Richmond-based photographer Susan Worsham is represented here by images from her Bittersweet On Bostwick Lane portfolio, itself a selection from her larger body of work Some Fox Trails In Virginia.
This body of work grows out of deep personal loss, the death in just a few years of Worsham's father, brother (by suicide), and mother.
This work also grows out of Worsham's relationship with her neighbor Margaret Daniel, a biology teacher and old friend of the family. Worsham remembers that Daniel "is one of the last remaining threads from my childhood and was the last person to see my brother alive. She made Russell her homemade bread and he finished the whole loaf before he shot himself."
So these images are about memory and loss and about transitions and relationships of long standing, and about serendipity, the serendipity of Worsham's finding "a set of antique veterinary slides" shortly after her mother died.
"They were some of the most interesting things that I had ever seen," Worsham says. "They seemed to hold beauty and death at the same time. I framed 90 of them in a long wooden frame resembling the shape of the slide itself. It was the first piece of art that I made after my mother died."

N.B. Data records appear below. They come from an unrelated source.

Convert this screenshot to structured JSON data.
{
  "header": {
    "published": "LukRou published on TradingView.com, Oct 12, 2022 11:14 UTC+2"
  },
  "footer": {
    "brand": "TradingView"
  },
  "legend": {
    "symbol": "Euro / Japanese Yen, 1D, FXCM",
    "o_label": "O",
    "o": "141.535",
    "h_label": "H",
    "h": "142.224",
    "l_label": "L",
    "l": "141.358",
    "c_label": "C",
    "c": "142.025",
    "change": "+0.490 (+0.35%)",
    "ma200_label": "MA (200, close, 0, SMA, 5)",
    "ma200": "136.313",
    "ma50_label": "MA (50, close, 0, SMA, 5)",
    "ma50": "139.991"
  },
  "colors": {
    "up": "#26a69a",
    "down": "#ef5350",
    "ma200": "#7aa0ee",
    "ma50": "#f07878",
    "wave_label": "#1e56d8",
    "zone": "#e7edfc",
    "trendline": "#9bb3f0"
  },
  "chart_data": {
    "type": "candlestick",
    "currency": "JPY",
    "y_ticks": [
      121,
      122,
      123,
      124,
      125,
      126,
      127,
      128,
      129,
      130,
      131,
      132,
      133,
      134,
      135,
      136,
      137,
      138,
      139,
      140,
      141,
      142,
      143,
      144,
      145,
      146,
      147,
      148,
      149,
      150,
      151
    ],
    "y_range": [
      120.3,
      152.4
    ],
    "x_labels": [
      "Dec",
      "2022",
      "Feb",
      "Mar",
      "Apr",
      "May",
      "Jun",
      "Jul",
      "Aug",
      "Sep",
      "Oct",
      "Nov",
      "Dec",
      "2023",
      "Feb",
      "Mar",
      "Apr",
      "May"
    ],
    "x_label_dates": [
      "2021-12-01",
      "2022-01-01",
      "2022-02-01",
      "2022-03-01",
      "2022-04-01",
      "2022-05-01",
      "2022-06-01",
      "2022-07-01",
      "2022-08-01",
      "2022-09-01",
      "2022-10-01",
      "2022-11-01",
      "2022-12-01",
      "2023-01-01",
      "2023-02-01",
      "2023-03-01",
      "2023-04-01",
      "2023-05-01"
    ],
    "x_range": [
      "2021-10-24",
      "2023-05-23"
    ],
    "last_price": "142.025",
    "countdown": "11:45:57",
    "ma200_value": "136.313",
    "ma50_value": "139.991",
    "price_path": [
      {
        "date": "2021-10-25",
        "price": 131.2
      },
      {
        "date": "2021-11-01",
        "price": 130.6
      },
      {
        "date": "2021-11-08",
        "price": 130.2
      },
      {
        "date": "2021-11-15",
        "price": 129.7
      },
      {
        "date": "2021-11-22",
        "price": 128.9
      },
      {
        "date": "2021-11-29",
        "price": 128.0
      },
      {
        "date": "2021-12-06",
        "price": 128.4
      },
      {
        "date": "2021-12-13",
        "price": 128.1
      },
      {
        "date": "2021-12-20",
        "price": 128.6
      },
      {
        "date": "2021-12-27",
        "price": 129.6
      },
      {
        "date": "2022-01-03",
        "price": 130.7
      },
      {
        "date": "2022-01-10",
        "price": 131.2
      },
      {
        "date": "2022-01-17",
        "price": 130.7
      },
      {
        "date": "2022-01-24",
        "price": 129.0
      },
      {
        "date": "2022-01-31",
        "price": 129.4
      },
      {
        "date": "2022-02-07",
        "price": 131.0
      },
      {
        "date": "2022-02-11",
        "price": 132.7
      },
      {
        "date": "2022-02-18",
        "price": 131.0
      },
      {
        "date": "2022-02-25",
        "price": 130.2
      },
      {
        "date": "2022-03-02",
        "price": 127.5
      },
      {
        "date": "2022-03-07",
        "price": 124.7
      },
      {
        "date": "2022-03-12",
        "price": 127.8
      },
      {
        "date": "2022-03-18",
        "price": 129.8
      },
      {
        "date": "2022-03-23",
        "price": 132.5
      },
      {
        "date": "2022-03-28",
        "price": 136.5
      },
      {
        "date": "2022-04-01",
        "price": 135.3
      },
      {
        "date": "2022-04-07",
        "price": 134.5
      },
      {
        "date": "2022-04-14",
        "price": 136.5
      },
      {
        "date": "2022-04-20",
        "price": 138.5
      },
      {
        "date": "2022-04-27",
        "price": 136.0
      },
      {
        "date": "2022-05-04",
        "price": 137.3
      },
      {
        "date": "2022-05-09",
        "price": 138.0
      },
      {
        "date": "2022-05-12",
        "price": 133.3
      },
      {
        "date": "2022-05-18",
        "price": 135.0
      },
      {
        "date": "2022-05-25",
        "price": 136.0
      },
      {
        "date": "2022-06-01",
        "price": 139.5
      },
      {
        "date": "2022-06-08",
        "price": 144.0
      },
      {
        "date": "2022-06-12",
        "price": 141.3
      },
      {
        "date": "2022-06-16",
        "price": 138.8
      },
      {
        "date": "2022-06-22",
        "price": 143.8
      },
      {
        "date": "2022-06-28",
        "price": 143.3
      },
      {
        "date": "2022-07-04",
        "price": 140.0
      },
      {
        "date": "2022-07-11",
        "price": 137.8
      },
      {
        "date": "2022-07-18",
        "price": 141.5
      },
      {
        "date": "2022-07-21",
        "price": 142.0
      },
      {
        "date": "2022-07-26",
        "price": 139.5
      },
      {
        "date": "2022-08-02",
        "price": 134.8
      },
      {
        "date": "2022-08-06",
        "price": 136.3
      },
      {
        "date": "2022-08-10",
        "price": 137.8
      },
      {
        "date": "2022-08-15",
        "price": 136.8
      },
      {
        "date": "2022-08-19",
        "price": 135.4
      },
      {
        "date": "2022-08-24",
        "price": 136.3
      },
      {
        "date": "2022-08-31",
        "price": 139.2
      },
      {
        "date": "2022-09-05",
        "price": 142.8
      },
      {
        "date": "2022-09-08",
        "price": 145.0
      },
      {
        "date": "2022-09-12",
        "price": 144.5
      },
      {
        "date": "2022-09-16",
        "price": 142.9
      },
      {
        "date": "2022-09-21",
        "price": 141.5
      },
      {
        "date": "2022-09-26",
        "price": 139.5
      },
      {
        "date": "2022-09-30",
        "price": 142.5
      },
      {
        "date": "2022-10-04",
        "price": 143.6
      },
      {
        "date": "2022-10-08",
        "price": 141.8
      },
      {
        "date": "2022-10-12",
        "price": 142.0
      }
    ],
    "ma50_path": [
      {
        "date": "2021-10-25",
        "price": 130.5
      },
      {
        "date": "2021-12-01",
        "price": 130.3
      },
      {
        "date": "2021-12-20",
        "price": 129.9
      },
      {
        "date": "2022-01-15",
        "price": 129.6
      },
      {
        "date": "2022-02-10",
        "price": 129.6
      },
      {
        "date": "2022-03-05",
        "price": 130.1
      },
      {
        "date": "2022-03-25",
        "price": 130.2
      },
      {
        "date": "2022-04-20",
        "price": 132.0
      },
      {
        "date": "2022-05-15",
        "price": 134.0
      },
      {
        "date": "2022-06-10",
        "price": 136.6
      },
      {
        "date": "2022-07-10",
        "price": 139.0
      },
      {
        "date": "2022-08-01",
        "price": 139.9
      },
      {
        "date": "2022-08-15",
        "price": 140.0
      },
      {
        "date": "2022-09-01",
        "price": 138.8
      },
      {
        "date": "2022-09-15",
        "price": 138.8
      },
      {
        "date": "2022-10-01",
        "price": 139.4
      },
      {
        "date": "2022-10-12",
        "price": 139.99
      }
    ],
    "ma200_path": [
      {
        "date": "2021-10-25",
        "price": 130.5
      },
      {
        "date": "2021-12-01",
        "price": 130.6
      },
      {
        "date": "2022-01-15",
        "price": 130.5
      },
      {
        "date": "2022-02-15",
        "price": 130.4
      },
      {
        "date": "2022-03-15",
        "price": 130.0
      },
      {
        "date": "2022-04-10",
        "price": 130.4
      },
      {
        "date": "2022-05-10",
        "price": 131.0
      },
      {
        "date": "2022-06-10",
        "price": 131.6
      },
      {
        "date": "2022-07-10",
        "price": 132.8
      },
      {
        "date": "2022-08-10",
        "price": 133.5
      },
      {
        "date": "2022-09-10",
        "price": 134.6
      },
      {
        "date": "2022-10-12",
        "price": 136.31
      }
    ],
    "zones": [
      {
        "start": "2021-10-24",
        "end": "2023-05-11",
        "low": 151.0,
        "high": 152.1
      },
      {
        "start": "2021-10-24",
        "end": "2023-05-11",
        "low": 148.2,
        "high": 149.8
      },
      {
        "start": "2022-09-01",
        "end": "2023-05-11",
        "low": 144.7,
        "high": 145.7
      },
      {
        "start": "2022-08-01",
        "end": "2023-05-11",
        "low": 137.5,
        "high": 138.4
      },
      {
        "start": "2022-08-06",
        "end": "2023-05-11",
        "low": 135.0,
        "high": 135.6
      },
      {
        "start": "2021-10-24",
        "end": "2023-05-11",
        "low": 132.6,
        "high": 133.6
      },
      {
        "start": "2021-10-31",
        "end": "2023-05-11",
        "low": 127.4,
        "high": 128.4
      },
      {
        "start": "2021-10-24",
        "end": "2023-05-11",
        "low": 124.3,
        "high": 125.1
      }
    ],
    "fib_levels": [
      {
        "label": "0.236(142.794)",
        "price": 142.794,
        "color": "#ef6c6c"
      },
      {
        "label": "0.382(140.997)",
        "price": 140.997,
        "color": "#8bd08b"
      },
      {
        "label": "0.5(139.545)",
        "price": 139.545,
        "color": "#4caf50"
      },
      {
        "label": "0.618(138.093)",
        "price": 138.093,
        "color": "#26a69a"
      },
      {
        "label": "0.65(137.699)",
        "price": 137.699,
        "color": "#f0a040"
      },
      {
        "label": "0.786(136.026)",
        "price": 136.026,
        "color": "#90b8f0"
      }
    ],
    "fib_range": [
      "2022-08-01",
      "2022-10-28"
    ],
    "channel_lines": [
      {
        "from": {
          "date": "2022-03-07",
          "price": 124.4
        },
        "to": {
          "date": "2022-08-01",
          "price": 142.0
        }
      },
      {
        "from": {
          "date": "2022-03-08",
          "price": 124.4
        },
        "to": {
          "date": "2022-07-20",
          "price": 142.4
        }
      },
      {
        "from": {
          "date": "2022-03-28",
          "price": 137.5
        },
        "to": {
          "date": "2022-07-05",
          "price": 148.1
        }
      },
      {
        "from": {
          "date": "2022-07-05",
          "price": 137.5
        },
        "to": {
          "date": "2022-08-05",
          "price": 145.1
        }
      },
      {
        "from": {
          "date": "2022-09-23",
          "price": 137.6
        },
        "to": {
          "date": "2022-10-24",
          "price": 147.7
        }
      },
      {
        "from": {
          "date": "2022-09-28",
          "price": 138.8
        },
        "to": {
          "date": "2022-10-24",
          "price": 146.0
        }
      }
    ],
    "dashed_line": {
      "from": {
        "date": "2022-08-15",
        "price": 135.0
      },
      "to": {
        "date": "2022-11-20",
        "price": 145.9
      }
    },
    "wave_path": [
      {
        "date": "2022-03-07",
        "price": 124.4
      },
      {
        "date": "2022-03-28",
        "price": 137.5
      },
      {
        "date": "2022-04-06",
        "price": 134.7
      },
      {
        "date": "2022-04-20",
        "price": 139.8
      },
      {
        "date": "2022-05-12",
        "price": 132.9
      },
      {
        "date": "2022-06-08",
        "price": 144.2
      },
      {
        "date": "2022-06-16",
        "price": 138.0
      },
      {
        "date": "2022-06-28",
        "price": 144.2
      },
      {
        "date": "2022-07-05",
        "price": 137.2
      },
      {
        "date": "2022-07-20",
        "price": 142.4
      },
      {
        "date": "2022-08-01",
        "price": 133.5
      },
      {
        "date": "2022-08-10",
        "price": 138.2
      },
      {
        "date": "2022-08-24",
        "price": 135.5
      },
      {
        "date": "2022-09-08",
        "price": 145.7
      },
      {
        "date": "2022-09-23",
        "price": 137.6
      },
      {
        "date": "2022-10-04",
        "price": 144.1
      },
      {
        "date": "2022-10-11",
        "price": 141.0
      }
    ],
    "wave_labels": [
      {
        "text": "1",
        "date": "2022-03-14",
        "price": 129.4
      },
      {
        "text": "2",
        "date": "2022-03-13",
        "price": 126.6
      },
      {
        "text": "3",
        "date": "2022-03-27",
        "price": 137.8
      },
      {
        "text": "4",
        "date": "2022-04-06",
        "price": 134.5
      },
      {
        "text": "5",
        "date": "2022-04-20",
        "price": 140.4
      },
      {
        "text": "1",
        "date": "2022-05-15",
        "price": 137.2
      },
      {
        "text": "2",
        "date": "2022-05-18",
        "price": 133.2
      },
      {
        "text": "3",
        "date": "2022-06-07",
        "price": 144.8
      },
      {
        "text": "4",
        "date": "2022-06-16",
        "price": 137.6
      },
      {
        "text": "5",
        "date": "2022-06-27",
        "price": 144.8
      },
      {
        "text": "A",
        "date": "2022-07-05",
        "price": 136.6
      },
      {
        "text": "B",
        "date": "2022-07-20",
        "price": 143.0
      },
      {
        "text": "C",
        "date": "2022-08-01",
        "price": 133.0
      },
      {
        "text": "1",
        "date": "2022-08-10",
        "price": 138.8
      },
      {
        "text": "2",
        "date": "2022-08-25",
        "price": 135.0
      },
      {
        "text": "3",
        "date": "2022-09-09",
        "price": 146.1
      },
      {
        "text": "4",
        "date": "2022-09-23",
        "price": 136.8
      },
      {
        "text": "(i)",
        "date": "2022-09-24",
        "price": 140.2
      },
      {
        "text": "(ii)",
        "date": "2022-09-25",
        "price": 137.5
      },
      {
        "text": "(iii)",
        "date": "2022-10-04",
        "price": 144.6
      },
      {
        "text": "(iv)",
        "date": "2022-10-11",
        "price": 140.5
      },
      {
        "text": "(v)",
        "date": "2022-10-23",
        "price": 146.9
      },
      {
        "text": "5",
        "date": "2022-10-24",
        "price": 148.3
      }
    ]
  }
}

This work led her to photograph her "old childhood home as well as my oldest neighbor, Margaret."
And so, in good Southern fashion, Worsham says, "the story came full circle one day when Margaret brought out her own dissection kit and microscope slides. I had forgotten that she had been a biology teacher, and here she was holding the same sort of slides that I was so fascinated by.
"Margaret's microscope and slides have since become a metaphor for my own desire to look deeper into the landscape of my childhood. From the flora and fauna to the feelings, Margaret calls it "blood work."
There is lots of blood in Southern history, blood that was shed, the blood of family ties, blood that is good blood or bad blood. Worsham's is one, creative, helpful way of dealing with it.
There is much fine work here to joy in, and to get lost in. The folks at One One Thousand have much to feel celebratory about.